Deb Holman, outreach coordinator for CHUM and the Human Development Center, said homeless advocates and the Minnesota Department of Transportation are working together to try to find at least 20 people a new place to live after part of their camp started on fire.
The fire happened Monday evening under the Mesaba Avenue and Superior Street exit ramp.
Nobody was injured, but the flames were big and three people who lived their lost all their belongings.
But the problem is larger than that. The encampment, which Holman said has been used since last winter by many, is full of garbage and drug paraphernalia, like needles, making it a serious safety and health concern. This is why MnDOT is in discussions with advocates about how to move forward.
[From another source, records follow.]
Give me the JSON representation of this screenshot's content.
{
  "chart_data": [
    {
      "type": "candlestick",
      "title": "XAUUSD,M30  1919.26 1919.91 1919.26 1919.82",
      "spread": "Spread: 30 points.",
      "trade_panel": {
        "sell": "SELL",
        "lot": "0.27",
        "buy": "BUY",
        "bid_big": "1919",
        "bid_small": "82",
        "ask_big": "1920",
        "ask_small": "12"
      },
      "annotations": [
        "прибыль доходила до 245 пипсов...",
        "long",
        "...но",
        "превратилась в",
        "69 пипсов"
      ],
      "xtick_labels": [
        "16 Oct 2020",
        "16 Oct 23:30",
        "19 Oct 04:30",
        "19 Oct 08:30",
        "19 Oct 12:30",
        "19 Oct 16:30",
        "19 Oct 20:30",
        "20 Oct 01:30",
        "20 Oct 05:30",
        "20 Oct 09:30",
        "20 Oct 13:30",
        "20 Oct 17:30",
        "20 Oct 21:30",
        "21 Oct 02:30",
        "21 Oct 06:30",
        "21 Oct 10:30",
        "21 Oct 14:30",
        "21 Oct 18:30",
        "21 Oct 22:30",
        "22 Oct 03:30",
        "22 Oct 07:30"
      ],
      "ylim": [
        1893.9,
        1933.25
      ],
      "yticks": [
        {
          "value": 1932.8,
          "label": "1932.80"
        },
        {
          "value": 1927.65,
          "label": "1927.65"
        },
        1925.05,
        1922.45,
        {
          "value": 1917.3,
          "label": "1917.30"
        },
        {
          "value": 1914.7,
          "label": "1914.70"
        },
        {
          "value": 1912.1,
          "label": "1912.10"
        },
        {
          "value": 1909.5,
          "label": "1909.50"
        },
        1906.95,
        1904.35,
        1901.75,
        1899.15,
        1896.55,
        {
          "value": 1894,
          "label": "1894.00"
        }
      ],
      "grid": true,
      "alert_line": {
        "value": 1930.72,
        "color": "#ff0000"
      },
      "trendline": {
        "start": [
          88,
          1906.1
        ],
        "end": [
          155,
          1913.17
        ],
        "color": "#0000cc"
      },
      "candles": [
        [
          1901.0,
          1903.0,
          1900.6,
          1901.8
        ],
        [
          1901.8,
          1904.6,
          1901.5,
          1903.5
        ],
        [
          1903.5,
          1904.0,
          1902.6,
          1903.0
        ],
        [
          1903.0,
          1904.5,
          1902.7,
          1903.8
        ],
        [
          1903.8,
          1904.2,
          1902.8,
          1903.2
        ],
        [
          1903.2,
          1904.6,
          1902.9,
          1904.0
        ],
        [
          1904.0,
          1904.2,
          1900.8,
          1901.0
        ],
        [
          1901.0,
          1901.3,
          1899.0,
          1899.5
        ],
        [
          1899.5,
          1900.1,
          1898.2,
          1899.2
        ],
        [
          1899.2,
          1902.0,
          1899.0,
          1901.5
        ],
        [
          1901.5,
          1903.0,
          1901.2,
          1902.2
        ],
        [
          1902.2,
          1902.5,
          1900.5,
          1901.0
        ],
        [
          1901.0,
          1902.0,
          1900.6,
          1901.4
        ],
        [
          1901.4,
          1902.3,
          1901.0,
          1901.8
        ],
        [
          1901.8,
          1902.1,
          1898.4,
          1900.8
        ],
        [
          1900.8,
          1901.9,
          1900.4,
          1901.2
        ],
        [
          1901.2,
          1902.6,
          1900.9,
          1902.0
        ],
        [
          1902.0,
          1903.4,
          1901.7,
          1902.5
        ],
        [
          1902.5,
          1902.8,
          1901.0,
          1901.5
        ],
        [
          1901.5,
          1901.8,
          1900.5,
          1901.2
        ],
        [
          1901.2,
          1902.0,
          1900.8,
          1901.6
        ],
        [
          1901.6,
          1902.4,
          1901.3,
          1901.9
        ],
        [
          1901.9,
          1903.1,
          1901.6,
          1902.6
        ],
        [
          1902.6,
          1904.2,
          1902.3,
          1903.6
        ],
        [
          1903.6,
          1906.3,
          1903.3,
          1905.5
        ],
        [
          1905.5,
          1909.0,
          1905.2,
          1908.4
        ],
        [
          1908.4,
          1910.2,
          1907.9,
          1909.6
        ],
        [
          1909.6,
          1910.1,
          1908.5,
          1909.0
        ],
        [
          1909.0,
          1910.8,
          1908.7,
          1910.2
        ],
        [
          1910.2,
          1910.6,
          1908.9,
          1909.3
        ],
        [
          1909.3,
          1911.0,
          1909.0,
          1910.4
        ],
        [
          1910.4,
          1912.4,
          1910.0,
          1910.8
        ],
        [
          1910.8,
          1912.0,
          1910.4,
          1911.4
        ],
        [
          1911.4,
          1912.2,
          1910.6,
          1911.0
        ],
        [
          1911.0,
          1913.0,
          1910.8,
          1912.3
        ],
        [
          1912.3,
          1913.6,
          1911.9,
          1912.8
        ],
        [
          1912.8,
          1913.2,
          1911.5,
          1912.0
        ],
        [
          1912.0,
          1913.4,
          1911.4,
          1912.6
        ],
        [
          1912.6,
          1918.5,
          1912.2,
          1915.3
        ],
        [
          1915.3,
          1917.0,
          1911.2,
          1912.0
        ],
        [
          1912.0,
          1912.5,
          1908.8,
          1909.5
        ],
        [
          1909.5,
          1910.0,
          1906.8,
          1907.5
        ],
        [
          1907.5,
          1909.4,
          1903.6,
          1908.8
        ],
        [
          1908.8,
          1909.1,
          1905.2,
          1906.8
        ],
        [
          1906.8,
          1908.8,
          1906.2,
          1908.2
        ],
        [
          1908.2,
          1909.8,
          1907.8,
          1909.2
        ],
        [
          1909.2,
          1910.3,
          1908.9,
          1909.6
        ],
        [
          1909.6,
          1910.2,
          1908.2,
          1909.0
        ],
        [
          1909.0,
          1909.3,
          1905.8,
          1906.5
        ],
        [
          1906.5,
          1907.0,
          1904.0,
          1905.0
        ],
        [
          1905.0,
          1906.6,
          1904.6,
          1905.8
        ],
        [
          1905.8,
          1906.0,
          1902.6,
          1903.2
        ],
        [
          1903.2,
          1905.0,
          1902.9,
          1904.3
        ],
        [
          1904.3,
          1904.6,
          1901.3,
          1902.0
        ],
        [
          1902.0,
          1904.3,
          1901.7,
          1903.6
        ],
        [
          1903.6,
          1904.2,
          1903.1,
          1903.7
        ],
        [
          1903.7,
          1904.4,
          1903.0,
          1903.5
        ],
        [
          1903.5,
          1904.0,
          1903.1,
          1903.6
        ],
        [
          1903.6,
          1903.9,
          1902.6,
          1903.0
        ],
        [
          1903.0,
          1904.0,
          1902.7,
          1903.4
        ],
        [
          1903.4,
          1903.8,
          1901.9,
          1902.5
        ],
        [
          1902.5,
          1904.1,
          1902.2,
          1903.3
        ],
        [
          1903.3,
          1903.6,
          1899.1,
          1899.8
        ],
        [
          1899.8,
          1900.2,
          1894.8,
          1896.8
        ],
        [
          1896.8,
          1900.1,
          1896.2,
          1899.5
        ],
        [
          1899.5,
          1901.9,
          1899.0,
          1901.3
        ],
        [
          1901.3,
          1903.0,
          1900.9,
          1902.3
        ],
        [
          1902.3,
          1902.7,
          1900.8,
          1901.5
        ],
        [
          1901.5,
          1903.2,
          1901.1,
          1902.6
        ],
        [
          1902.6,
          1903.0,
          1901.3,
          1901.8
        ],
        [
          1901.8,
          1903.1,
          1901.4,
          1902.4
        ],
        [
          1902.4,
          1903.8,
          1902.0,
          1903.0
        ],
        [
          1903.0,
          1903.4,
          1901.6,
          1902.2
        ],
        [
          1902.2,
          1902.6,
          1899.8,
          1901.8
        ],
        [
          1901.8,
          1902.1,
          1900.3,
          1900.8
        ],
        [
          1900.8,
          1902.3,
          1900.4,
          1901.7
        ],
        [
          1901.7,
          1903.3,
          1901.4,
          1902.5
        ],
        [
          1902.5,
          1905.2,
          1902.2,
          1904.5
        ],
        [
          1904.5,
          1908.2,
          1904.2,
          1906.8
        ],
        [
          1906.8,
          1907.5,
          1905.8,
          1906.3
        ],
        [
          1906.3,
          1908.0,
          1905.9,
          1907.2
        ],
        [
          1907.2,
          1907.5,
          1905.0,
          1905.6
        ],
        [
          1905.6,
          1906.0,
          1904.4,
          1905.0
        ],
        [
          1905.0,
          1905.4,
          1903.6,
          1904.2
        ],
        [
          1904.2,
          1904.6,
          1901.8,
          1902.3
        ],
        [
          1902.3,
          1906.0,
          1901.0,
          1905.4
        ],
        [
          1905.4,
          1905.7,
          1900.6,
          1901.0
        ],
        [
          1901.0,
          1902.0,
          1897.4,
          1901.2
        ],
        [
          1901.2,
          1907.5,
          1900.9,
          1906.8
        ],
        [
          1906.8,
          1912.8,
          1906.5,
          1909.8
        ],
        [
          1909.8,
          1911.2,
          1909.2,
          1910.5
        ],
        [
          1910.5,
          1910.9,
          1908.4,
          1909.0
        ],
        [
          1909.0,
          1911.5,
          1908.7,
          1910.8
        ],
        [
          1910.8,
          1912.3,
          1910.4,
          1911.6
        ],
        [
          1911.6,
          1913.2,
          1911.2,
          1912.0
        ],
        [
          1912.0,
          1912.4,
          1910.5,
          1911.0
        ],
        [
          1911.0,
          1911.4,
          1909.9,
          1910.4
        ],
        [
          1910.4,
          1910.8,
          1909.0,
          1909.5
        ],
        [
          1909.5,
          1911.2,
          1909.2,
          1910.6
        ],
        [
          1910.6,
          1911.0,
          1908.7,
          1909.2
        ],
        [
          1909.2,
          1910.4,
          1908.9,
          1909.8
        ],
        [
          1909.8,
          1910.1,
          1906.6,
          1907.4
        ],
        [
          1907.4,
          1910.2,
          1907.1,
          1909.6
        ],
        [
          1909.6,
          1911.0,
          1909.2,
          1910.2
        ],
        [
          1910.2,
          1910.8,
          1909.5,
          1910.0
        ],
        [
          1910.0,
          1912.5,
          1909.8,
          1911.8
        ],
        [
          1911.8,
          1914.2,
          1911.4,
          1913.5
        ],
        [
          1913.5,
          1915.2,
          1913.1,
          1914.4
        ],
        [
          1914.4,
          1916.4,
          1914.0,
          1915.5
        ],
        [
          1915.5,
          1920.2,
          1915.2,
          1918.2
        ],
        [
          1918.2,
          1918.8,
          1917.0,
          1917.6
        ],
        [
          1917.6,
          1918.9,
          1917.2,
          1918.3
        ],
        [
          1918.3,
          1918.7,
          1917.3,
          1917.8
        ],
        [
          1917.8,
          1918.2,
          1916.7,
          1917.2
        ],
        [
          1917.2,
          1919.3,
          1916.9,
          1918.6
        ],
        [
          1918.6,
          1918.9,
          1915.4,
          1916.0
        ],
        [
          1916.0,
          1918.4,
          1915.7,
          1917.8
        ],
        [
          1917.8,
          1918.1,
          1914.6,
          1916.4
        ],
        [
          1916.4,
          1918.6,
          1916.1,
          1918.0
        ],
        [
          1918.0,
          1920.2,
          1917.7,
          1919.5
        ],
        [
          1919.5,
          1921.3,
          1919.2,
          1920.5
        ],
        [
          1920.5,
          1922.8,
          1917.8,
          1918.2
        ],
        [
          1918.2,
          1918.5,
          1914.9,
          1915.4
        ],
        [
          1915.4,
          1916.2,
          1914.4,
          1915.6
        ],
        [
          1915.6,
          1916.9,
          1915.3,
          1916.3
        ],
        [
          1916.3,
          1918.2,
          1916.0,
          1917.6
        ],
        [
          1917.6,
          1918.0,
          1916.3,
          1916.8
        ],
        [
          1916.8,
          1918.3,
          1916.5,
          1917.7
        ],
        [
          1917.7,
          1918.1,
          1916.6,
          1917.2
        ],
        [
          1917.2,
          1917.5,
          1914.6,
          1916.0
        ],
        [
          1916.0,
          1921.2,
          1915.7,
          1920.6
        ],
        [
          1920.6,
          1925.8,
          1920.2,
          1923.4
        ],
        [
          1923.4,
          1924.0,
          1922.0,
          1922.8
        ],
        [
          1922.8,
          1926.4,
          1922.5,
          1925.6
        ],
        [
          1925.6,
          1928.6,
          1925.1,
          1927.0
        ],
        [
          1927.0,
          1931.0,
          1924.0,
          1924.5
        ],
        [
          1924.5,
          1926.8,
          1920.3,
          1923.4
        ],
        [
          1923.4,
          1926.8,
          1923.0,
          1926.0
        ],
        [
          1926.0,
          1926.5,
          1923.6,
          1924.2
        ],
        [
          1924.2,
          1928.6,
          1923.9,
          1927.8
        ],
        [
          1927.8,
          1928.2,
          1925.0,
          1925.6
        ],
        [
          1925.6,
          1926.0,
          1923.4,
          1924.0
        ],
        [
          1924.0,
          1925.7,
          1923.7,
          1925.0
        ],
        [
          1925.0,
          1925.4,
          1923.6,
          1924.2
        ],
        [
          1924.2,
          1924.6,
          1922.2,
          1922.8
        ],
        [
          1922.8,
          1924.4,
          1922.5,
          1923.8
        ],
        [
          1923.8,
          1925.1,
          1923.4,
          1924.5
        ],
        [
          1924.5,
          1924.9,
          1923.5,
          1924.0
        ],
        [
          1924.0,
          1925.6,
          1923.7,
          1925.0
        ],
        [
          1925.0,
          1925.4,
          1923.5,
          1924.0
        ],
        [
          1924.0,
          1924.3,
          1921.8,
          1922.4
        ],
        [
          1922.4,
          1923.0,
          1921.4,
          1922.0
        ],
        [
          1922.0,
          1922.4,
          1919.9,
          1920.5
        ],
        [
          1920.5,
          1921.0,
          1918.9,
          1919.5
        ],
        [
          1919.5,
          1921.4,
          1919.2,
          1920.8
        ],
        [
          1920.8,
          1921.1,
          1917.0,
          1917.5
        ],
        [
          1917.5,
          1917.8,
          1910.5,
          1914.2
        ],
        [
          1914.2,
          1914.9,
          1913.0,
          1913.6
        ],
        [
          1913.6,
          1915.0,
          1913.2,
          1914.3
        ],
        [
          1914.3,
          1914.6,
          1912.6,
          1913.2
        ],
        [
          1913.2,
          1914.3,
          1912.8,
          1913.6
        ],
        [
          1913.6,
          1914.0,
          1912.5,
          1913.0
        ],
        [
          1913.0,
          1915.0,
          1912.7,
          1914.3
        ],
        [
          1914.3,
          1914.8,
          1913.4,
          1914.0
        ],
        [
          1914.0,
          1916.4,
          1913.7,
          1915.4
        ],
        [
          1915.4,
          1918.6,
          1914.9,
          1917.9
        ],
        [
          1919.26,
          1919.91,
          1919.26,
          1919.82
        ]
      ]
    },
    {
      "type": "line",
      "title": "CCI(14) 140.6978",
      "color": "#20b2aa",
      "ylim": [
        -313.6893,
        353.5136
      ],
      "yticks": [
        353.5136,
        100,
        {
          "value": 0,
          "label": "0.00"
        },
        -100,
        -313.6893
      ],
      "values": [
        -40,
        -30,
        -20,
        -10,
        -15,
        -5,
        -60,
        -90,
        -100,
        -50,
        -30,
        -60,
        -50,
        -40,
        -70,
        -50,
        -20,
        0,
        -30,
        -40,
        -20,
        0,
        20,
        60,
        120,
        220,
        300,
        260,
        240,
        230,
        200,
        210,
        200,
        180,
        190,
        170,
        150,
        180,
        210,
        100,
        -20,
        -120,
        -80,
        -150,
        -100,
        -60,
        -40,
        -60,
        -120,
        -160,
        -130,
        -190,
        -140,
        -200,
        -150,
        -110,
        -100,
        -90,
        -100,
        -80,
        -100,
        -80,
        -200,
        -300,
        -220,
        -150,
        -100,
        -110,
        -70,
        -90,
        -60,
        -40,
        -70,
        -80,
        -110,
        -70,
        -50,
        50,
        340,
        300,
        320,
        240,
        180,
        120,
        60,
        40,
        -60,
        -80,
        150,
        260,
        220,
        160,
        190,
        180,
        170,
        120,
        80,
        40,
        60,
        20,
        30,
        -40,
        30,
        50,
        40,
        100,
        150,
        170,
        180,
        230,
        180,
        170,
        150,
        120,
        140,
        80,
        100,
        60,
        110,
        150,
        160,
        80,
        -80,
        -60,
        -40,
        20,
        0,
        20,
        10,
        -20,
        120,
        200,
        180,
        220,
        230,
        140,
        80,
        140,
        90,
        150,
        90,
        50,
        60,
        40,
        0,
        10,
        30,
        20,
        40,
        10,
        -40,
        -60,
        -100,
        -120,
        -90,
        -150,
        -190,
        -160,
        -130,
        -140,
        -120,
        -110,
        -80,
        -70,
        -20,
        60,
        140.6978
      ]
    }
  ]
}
Meanwhile, Holman said this one camp is just one visual of how big the homeless problem has become in Duluth.
“We have a large-scale homeless problem that isn’t getting better. It’s only getting worse. It’s just harder and harder to find a place. So even people that might have a Section 8 voucher, they might not ever find anything, and then they have to start over and wait two years again,” said Holman.
MnDOT said bridge crews surveyed the area of the fire Tuesday and found “no significant concern” to the structure of the ramp. Clean-up crews will tackle the garbage and debris later this week.
The CHUM drop-in center in Duluth has been packed all summer, which is usually a time when the number of visitors falls off, according to Holman, so the need this winter is expected to be strong.
Last year, the drop-in center and the city’s warming center saw 600 individual people needing a safe place to stay.